Agreed Recommendations
- Within one month of our final decision, the authorities complained about will take the following action:
- the Council will apologise in writing to Mrs B and her siblings for the worry and avoidable distress caused by its failure to review her mother’s care needs when she was at the end of her life. It will also apologise for the poor care it acknowledged she received at times
- the Council will reimburse £2350 to Mrs C’s estate which she paid for care fees in recognition the care she paid for fell below expected standards at times. The Council should make the payment to Mrs B who will deal with it accordingly.
- the Trust will apologise in writing to Mrs B and her siblings for the uncertainty and worry they experienced caused by its failure to properly consider Mrs C’s condition and prognosis when it considered her presentation and decided she did not meet the criteria for fast track healthcare funding. It will also apologise for the uncertainty they experience because of its failure to communicate with their mother’s GP practice after it acted on the referral made.
- the Council and the Trust will each pay Mrs B £500 to acknowledge the impact the faults had on her and her siblings at a time when their mother was at the end of her life.
- Within two months of the final decision:
- the Trust will liaise with Mrs B and the relevant ICB (formerly CCG) and arrange for the ICB to consider a retrospective assessment of Mrs C’s entitlement to continuing healthcare funding from the date in November 2020 when it received the urgent referral from her medical practice.

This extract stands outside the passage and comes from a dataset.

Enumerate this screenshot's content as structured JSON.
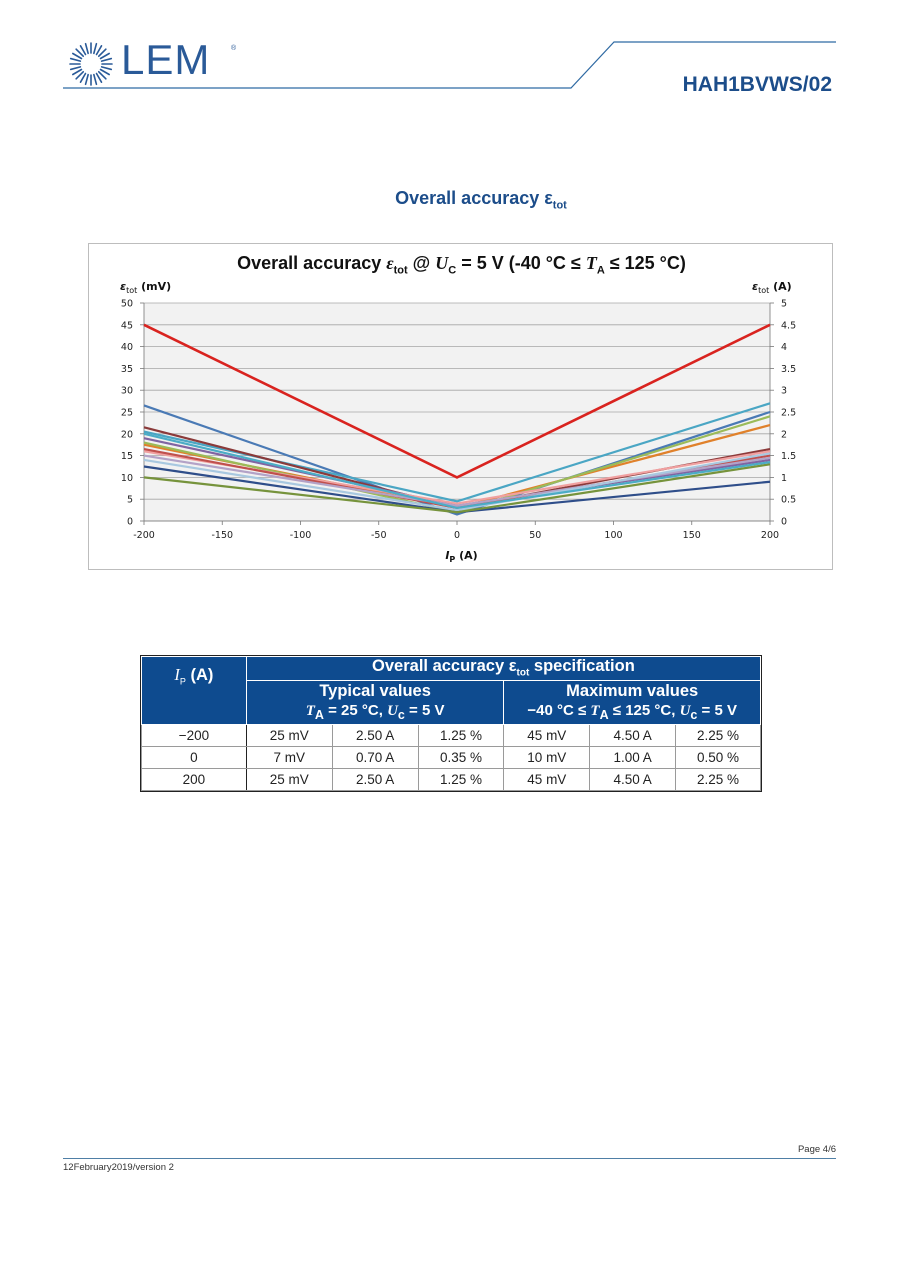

- the Trust will remind its officers of the importance of fully considering information in referrals for healthcare funding assessments and importance of communicating with other clinicians or professionals who have made the referral. It will consider whether any training is necessary for its staff particularly around consideration of healthcare funding in end of life cases. It will tell the Ombudsmen when it has done this and provide evidence.

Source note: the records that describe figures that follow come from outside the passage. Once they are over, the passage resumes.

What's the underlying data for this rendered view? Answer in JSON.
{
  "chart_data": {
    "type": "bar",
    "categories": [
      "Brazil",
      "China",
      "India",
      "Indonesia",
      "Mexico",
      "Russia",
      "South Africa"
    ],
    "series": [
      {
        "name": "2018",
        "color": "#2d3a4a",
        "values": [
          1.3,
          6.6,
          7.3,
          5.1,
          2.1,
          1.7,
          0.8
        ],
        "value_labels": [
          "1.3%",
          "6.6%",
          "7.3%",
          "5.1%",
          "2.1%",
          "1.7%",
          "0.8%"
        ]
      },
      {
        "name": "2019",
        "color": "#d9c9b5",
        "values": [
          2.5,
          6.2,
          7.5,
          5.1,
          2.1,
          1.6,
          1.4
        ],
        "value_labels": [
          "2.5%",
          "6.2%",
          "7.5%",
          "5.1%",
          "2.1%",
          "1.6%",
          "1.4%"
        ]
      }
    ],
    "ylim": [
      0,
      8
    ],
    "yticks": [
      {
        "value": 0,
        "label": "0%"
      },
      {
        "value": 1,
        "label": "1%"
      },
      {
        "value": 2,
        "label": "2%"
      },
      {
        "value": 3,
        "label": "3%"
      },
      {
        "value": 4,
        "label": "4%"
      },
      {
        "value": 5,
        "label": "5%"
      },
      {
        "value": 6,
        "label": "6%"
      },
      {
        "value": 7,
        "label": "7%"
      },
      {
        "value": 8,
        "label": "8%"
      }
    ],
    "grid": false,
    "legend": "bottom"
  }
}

- the Council and the Trust will remind their officers of the importance of care plan reviews and working together to coordinate end of life care plans in an individual personalised way. They will tell the Ombudsmen when they have done this and provide evidence.
Final decision
- I have found faults by the Council and the Trust as set out in this decision statement. The Council and the Trust have agreed to our recommendations so, I have completed the investigation and closed the complaint.